The first were those who were doing remarkably well, whose MM was diagnosed by a routine blood test and had never suffered symptoms. No broken bones, no renal failure. They were climbing mountains, traveling the world, starting businesses, preparing to run marathons. Shut the fuck up! I don’t want to hear about your damn wonderful life! Stop with your photos breaking the tape at the iron man finish line! Do you not understand I can’t walk to the car without assistance! A month previous, I was preparing to trek across Greenland. That’s the trouble with all social media isn’t it. People can show you a side of themselves that’s built in magical thinking. I know, selfish . . . profoundly selfish on my part to not want to share in the sunlight of their moment of glory.
Then there were the others, those who suffering was clearly WORSE than mine. Fractures in their cervical spines, quadriplegics, in severe unrelenting pain, locked up in an ICU bed or nursing home at age 55. I remember one woman describing her husband, who had been her hero, the bravest man she had ever known, screaming at the tops of his lungs, bawling day and night because the ugly cancer had invaded his brain. She was praying for his death . . . and that he could find a window once more. That could be me?
I pulled the plug on the support group.
So, while I’m not running marathons . . . yet, I am getting quite close to normal. If it were not for the 10 weeks of diarrhea and side effects from the steroids, which I’m taking to treat the diarrhea, and the diarrhea a side effect itself from chemo, I would be normal. Hmm, maybe it’s the steroids that adding to my euphoria? But regardless, I feel fantastic in body and soul. But here’s the problem. While I’m now in the glorious window of the normal, basting in glory of my own sunlight, for others I know, that window is closing. They are suffering. I feel this guilt. “Who the hell am I to relish in that warm yellow sun when others cannot?” Why don’t I shut the fuck up? Even others who come to this blog are suffering more than me right now, some, much more. I can’t feel their pain, truly, but well enough.

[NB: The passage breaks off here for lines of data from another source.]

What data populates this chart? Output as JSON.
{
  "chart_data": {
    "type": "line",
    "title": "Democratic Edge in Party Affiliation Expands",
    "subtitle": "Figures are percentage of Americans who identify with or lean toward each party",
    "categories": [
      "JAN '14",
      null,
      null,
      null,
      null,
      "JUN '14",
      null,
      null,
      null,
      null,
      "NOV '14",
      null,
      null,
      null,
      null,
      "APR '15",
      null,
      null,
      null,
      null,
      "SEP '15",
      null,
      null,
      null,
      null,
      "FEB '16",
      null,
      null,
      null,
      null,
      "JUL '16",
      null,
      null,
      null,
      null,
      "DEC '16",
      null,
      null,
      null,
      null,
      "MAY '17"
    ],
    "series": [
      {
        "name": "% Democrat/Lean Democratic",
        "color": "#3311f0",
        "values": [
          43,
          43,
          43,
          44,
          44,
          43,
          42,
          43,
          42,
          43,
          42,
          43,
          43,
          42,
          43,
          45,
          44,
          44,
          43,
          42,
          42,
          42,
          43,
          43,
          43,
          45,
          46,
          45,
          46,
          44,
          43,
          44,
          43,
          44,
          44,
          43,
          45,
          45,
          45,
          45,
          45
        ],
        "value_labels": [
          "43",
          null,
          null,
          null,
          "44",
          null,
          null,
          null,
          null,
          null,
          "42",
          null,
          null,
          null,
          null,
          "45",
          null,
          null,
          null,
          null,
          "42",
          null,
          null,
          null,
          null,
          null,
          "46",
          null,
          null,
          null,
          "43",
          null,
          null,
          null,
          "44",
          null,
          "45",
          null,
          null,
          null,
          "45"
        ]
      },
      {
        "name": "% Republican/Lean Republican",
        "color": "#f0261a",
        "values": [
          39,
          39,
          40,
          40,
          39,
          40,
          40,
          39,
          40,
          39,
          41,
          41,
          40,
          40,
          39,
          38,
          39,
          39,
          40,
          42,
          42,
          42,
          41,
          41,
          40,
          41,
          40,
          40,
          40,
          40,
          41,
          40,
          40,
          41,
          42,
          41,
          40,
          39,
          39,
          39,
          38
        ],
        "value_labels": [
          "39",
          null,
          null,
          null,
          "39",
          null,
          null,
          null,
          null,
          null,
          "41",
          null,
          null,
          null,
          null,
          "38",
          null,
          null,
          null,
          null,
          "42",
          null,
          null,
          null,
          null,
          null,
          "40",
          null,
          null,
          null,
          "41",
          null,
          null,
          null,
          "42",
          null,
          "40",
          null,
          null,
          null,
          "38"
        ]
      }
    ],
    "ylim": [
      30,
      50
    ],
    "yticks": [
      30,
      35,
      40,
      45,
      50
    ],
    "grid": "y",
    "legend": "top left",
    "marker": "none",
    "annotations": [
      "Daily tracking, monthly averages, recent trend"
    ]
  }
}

I feel things deeply. Always have. It is a gift and as Monk the homicide detective with OCD would say . . . “and a curse.” I don’t want to lose it. If I have any hope of becoming a decent writer at this age, it is because I feel profoundly and with great empathy for the experience of others. They say that if you as a writer don’t cry when you write, your readers never will. Compassion made me a good pain PA. It gives me some redeeming character as a person . . . a little. Yet, how to I merge this window of feeling so good, personally right now, with the brokenness I feel for the suffering in the world . . . and do it without guilt? I pray for them. I wish I could throw them a rope and pull them into my window . . . and we could dance together, emotionally naked, and hoping for a door.